MarioniLab / scran

Clone of the Bioconductor repository for the scran package.
https://bioconductor.org/packages/devel/bioc/html/scran.html
39 stars 23 forks source link

Cyclone Computational Efficiency #118

Closed DarioS closed 4 months ago

DarioS commented 4 months ago

I notice the running time is long for typical-sized data sets. Will that be addressed in libscran? It would be good to modernise, if not.

> dim(allHumanFibro)
[1] 21880 34543
> system.time(cycleStages <- cyclone(allHumanFibro, genePairs, gene.names = rowData(allHumanFibro)$ID))
     user    system   elapsed 
12839.273     0.858 13444.817

It took almost four hours. Perhaps it was originally designed for Smart-seq data.

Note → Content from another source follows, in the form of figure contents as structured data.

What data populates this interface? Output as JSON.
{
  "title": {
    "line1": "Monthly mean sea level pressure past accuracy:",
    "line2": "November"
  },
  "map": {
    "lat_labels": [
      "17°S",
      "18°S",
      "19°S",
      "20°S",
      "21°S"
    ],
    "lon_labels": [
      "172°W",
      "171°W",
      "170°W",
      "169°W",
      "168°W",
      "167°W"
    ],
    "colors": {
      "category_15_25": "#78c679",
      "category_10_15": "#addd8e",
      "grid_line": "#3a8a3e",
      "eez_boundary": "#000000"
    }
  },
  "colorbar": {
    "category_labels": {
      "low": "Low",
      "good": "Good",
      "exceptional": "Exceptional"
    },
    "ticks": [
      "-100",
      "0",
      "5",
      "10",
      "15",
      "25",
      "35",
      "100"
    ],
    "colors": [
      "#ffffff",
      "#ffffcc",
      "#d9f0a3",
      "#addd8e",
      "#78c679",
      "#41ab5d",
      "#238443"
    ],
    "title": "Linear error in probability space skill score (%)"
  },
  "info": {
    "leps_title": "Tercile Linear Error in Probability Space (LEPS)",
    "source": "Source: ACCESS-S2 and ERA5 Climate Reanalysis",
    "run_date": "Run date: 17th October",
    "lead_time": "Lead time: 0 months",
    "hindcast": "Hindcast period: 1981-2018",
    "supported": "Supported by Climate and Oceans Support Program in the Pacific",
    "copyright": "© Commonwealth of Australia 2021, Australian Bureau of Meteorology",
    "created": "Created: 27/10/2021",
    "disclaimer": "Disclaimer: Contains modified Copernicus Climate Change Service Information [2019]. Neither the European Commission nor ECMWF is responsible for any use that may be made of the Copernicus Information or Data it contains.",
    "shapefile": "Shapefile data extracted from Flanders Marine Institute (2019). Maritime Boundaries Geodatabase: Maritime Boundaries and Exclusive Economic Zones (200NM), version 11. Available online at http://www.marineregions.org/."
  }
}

LTLA commented 4 months ago

It was developed even before my time. So, Fluidigm.

It's probably not going to get any faster, because:

DarioS commented 4 months ago

Interesting. My goal is to label cells by <cell type, cell state> and then associate proportions to chemotherapy response. <cancer, cycling> <cancer, not cycling> <fibroblast mCAF, cycling> <fibroblast mCAF, not cycling> <fibroblast iCAF, cycling> <fibroblast iCAF, not cycling> I shall do single cell scoring using a different reference. My colleague uses Seurat's cc.genes.updated.2019. Fingers crossed.

LTLA commented 4 months ago

FWIW if you follow the trail of references, I think you will find that Seurat's classifier is based on HeLa data, with some indirect contribution from HEK data. HeLa is a pretty wild system IIRC, barely human at all; though it is pretty popular as a model "organism" for studying cell cycle regulation and mechanisms, so maybe it is still relevant for this purpose. Guess we'll never know, I've never seen any experimental validation of the cell cycle scores.

If you just want cycling/non-cycling, explicit phase assignment is overkill. In fact, I bet this won't even give you proper "non-cycling"; most methods won't have a G0 state in their training data, and I'd be surprised if G1 and G0 were transcriptionally identical. Rather, you may prefer some form of subclustering on each cell type, possibly using only the cell cycle genes, and then manually annotating each subcluster as "cycling" or not. This is the general approach we used for mass cytometry, though the beautiful separation between cycling/non-cycling cells was due to the IdU marker.

Or fancier: i.e., do a PCA on all cycling genes within the (sub)population of interest, reconstruct the rank-1 matrix, take the column sums to obtain a "cell cycle activity", and then test for differences in the distribution along this axis between conditions. You can check out the ScoreFeatureSet function in libscran for more details.